My daughter uses what Korean words she knows and asks a lot of questions about how I grew up. I think she does it to connect with me given the above issue.
Final thing. Apparently white people feel a lot more comfortable saying crazy stuff around other white people. Someone will say something stupid and my wife responds with, “you know I’m married to an Asian guy right?
34. Excuse Me, I’m Standing Right Here
People of your SO’s race hitting on them right in front of you because they don’t think you’re together.
33. She Didn’t Mean It Like That
White man, Hindu (Tamil) wife. Specifically with respect to obstacles that I “wasn’t expecting” (obviously I expected a little bit), it’s the language barrier specifically with respect to words that have literal translations that don’t quite work in English.
For example, there’s a word in Tamil that literally translates to “useless,” but the Tamil word is often used colloquially to mean something closer to “not currently needed” or “useless [for my current purposes].” But that doesn’t stop my wife from describing all kinds of people (including me, frequently) as straight-up “useless,” including to their faces, and then wondering why these people either get angry or just avoid her.
Also, multiple different Tamil words all tend to be shorthanded into the word “thing,” which means she often talks like some kind of comedic parody of I-don’t-honestly-know, largely unaware of the fact: “I need a thing for this thing, it’s over by the thing, can you get it?” [Looks at me not moving] “You just going to stand there and be useless?”
32. We Can’t Bring A Professional Photographer Everywhere
I am white, she is black. Taking selfies in the sun is difficult, the picture either turns out way too dark or way too bright.
31. At Least He Has The Option To Identify When He Wants To
My wife is white, I am Asian. Children go through stages of self-identifying white or Asian. When he was young, my son was annoyed when my wife visited him during school lunch because his friends “found out he had a white mother”. Now, older, he is not much into Asian culture.
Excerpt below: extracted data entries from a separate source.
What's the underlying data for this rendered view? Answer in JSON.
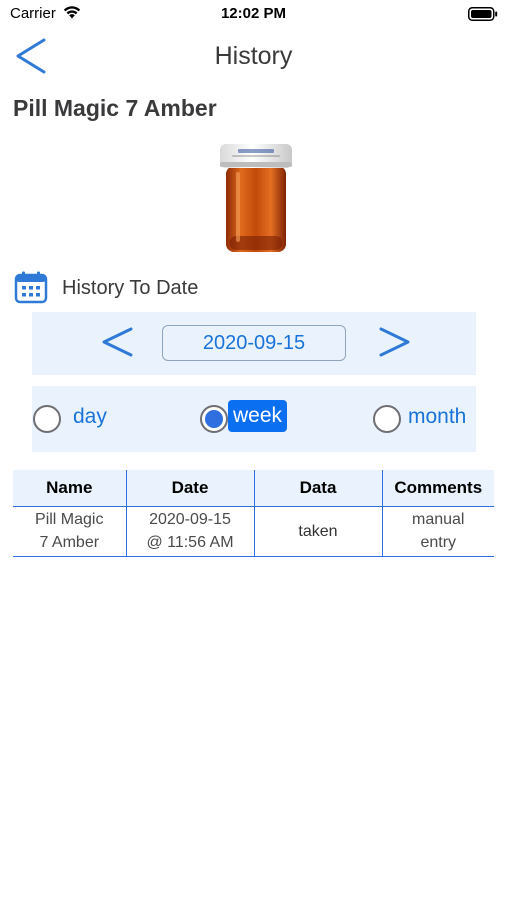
{
  "status_bar": {
    "carrier": "Carrier",
    "time": "12:02 PM"
  },
  "nav": {
    "title": "History",
    "back_icon": "chevron-left-icon"
  },
  "medication": {
    "name": "Pill Magic 7 Amber",
    "image_icon": "amber-pill-bottle"
  },
  "history_section": {
    "icon": "calendar-icon",
    "label": "History To Date"
  },
  "date_picker": {
    "value": "2020-09-15",
    "prev_icon": "chevron-left-icon",
    "next_icon": "chevron-right-icon"
  },
  "range": {
    "options": [
      {
        "label": "day",
        "selected": false
      },
      {
        "label": "week",
        "selected": true
      },
      {
        "label": "month",
        "selected": false
      }
    ]
  },
  "table": {
    "headers": [
      "Name",
      "Date",
      "Data",
      "Comments"
    ],
    "rows": [
      {
        "name_line1": "Pill Magic",
        "name_line2": "7 Amber",
        "date_line1": "2020-09-15",
        "date_line2": "@ 11:56 AM",
        "data": "taken",
        "comments_line1": "manual",
        "comments_line2": "entry"
      }
    ]
  },
  "colors": {
    "accent": "#1a73d9",
    "selected_bg": "#0a6ff0",
    "panel_bg": "#eaf3fd",
    "table_rule": "#2f6fe0",
    "bottle_amber": "#d35400"
  }
}
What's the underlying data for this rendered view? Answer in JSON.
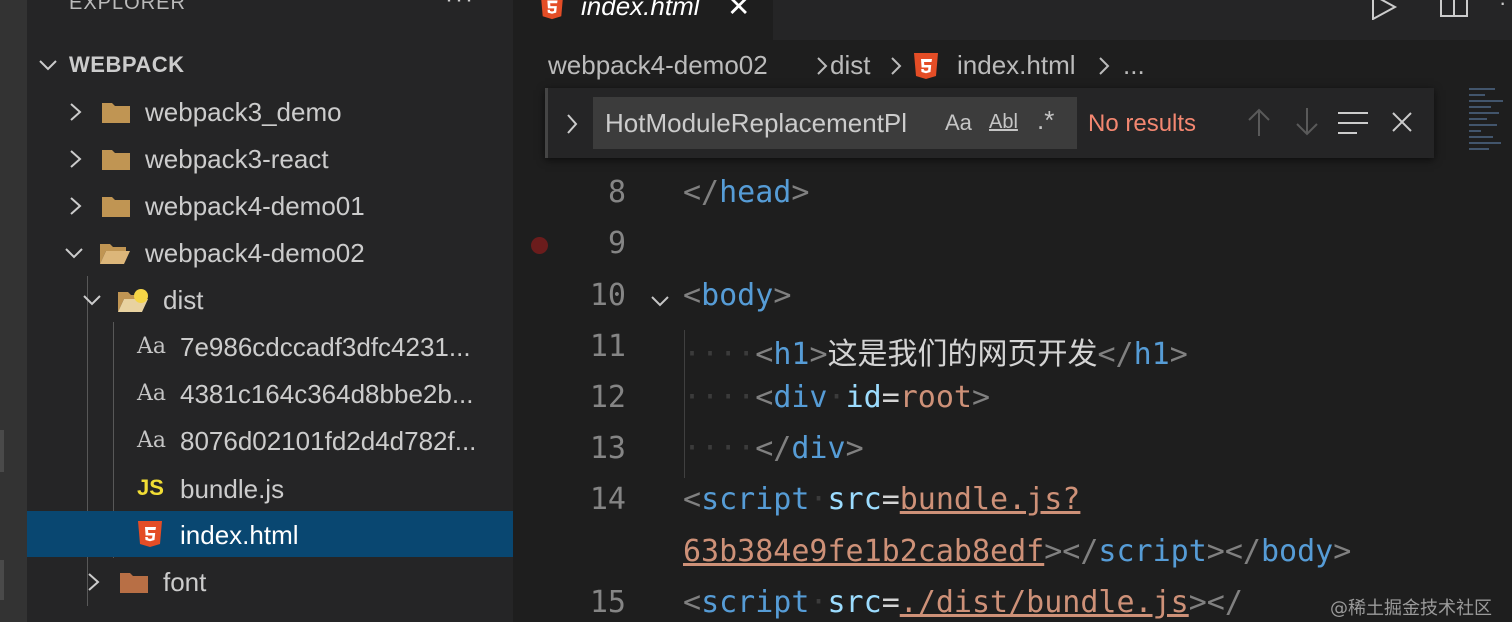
{
  "sidebar": {
    "title": "EXPLORER",
    "more": "···",
    "section": "WEBPACK",
    "items": [
      {
        "label": "webpack3_demo"
      },
      {
        "label": "webpack3-react"
      },
      {
        "label": "webpack4-demo01"
      },
      {
        "label": "webpack4-demo02"
      },
      {
        "label": "dist"
      },
      {
        "label": "7e986cdccadf3dfc4231..."
      },
      {
        "label": "4381c164c364d8bbe2b..."
      },
      {
        "label": "8076d02101fd2d4d782f..."
      },
      {
        "label": "bundle.js"
      },
      {
        "label": "index.html"
      },
      {
        "label": "font"
      }
    ],
    "font_icon_text": "Aa",
    "js_icon_text": "JS"
  },
  "editor": {
    "tab": {
      "label": "index.html",
      "close": "✕"
    },
    "breadcrumb": [
      "webpack4-demo02",
      "dist",
      "index.html",
      "..."
    ],
    "find": {
      "query": "HotModuleReplacementPl",
      "match_case": "Aa",
      "whole_word": "Abl",
      "regex": ".*",
      "status": "No results"
    },
    "lines": [
      {
        "n": "8",
        "tokens": [
          [
            "pun",
            "</"
          ],
          [
            "tag",
            "head"
          ],
          [
            "pun",
            ">"
          ]
        ]
      },
      {
        "n": "9",
        "tokens": []
      },
      {
        "n": "10",
        "tokens": [
          [
            "pun",
            "<"
          ],
          [
            "tag",
            "body"
          ],
          [
            "pun",
            ">"
          ]
        ]
      },
      {
        "n": "11",
        "tokens": [
          [
            "ws",
            "····"
          ],
          [
            "pun",
            "<"
          ],
          [
            "tag",
            "h1"
          ],
          [
            "pun",
            ">"
          ],
          [
            "txt",
            "这是我们的网页开发"
          ],
          [
            "pun",
            "</"
          ],
          [
            "tag",
            "h1"
          ],
          [
            "pun",
            ">"
          ]
        ]
      },
      {
        "n": "12",
        "tokens": [
          [
            "ws",
            "····"
          ],
          [
            "pun",
            "<"
          ],
          [
            "tag",
            "div"
          ],
          [
            "ws",
            "·"
          ],
          [
            "attr",
            "id"
          ],
          [
            "txt",
            "="
          ],
          [
            "str",
            "root"
          ],
          [
            "pun",
            ">"
          ]
        ]
      },
      {
        "n": "13",
        "tokens": [
          [
            "ws",
            "····"
          ],
          [
            "pun",
            "</"
          ],
          [
            "tag",
            "div"
          ],
          [
            "pun",
            ">"
          ]
        ]
      },
      {
        "n": "14",
        "tokens": [
          [
            "pun",
            "<"
          ],
          [
            "tag",
            "script"
          ],
          [
            "ws",
            "·"
          ],
          [
            "attr",
            "src"
          ],
          [
            "txt",
            "="
          ],
          [
            "strul",
            "bundle.js?"
          ]
        ]
      },
      {
        "n": "",
        "tokens": [
          [
            "strul",
            "63b384e9fe1b2cab8edf"
          ],
          [
            "pun",
            "></"
          ],
          [
            "tag",
            "script"
          ],
          [
            "pun",
            "></"
          ],
          [
            "tag",
            "body"
          ],
          [
            "pun",
            ">"
          ]
        ]
      },
      {
        "n": "15",
        "tokens": [
          [
            "pun",
            "<"
          ],
          [
            "tag",
            "script"
          ],
          [
            "ws",
            "·"
          ],
          [
            "attr",
            "src"
          ],
          [
            "txt",
            "="
          ],
          [
            "strul",
            "./dist/bundle.js"
          ],
          [
            "pun",
            "></"
          ]
        ]
      }
    ]
  },
  "watermark": "@稀土掘金技术社区"
}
30. Our Group Is Still Together And We Would Rather Not Be Separated Please
My husband and I went to Disney World with my side of the family. So there’s 11 black people and only 1 white man. We’re in line and when it’s our turn for the ride, they always cut the line off when it got to him. Even after telling the ticket person there were 12 in our group. If he was 5th in line, our group just had to magically stop there. Everyone had to explain that he was in fact part of our group and no he wasn’t trying to cut us….
29. Half Precious, Half Adorable, And A Pinch Of Delightful
Trying to explain to my kids what they actually are. I’m half black & half Indian (India), my wife is half black & half white.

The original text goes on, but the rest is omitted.